Sohini Thota, a senior computer science student, will work downtown as a data analytics consultant after graduation. She said she would work mostly online, but had the option to go to the office.
Thota said the IT department prepared her for working life, but she didn’t get much out of career services.
“I’m a research tech, so I took an internship course which basically taught you how to get a job after you graduate – which is just for computer science,” 22-year-old Thota said. . “What I really like about the computer science program is that they send out job offers every month in a newsletter.”
Although she said she was grateful that IT was small so she could make connections and gain opportunities in her career, career services should work to better support students.
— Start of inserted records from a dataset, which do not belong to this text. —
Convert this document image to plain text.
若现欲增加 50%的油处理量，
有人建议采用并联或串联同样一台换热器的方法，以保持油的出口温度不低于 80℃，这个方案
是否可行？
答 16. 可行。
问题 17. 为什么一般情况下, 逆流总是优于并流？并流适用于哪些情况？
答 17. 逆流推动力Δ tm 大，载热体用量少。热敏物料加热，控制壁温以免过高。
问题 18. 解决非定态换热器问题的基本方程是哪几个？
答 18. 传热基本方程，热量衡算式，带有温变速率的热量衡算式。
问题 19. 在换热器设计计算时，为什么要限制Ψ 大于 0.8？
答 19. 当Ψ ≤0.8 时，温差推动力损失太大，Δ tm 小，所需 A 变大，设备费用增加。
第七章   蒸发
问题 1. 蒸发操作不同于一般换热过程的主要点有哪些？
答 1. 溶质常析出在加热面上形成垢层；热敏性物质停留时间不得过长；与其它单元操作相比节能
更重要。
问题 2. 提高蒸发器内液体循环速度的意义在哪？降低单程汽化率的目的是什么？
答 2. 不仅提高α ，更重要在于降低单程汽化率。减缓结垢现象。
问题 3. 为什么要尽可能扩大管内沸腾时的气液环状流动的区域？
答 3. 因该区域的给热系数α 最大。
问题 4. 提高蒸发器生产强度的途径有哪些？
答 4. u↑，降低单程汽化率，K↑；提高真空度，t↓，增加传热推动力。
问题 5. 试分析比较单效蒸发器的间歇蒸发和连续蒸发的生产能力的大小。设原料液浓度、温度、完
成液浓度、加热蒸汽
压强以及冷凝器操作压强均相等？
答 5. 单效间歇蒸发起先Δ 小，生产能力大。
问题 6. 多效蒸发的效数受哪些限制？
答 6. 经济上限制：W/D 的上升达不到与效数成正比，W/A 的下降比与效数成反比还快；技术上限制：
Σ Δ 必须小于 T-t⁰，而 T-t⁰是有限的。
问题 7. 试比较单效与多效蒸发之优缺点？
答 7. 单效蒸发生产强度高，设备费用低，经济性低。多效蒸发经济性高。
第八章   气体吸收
“They really focus on handshakes to your freshmen and sophomores, but they don’t really tell you about all the jobs and Career Services resources…just more communication would be the best thing they could do,” Thota said. . “Sometimes I feel like advisors are just getting their quotas and doing their jobs instead of trying to be helpful in the real world.”
Rosenfield said career services tried new ways to communicate this year — especially for Loyola Launchpad — like posting flyers and including the resources in school report cards. He hoped that after this story, students might be more aware of the resources at their fingertips.
Rosenfield emphasized that Career Services help doesn’t stop after graduation and encourages alumni to keep coming back whenever they need help finding a job. He also said the office remains on campus during the summer months, so graduate students can stop by or schedule Zoom appointments if they continue their job search over the summer.
“We are one of the free resources on campus that are permanently available to alumni,” Rosenfield said.